そんな大佐の元を離れた姫が、コツコツと音を立てながら俺に近づく。
そして姫は俺の腕を掴み、リマとも距離を開けるように引っ張っていった。俺と姫の二人だけでこっそりと話すつもりらしい。
そして他のみんなに背を向け、
「ねえ? どうして私のことを後ろからずっとつけてたの?」
姫の顔は真剣そのものだった。
姫にバレてた。まさか、怒られるのか?
このタイミングでストーカーしてたことを怒られるのか?
嘘は言えない。俺は腹を括り、
「姫が魔物に襲われたりしないか心配で跡を追ってしまいました。……いや、姫に見とれてしまい、ついつい跡を追ってしまいました、の方が正しいかもしれません。いずれにせよ、こっそりとつけてしまい申し訳ございませんでした。罰があれば何でもお受け致します」
「そう……。では、これを受け取って」
「ぐううっ!?」
それは突然だった。見間違いでもなかった。
姫は、胸の辺りから謎の光を取り出し、俺の胸内に入れた。すっと入れたのだ。
俺の胸内に光が入る瞬間、焼けるような痛みが一瞬伴った。
しかし、あの光は一体……?
「これも受け取って」
「こ、これは?」
「今の光についての説明書です」
姫は、ポケットに入る程度の小さな巻物--説明書を俺に渡した。
「今のままではどう足掻いても、奴らには適わない。この状況を脱却できない。だから、貴方に光を託します。……他の誰にもさっきの光のことは言わないでね。これは私と、私を守るために追ってくれた貴方との秘密の約束よ」
姫はそう言うと、俺にウインクをして、
「もういいわ。三分も取ってくれてありがとう」
獣耳男に声をかけた。
そして奴らの元へと一人歩いて行ってしまった。
さっきの光は何だったんだ? 分からない。なぜ姫が俺に光を託したのかも分からない。
だが、確実に分かっていることがある。それは、このままだと姫が連れ去られてしまうということだ。

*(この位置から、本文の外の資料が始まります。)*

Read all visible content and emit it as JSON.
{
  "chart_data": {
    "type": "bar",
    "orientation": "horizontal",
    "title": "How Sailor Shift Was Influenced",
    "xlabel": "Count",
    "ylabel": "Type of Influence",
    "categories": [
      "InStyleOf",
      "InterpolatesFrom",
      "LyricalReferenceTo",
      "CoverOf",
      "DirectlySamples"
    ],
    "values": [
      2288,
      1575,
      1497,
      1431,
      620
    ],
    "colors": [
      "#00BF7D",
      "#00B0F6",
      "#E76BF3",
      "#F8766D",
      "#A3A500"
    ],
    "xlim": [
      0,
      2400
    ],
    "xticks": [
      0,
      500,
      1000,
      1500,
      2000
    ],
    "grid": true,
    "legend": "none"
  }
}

俺はこのままでいいのか? このまま姫に守られたままでいいのか?
奴らは姫に気を取られている。今なら奴らに一発ぶちかませるかもしれない。背後から襲えば勝算もあるかもしれない。
動け、動け、動け!俺の足!
しかし、自分自身を何度も奮い立たせるも足が動かない。
なぜ動かない? なぜ動けない? なぜ?
そうだ。怖いんだ。怖さが勇気を凌駕しているんだ。
そして、姫は奴らの馬車に乗せられ、走り去ってしまった。この草原に初めから存在しなかったかのように。
夕暮れの草原に静かに冷たい風が吹き付け始めた。
俺は、姫に守られてしまった。
そして俺は、またも姫を守ることができなかった。
俺の希望が、輝きが、目の前から消えてしまった。
「ナイトさん……」
「リマ、帰るぞ」
目的を失った俺達は、日が沈みゆく草原を後にするのであった。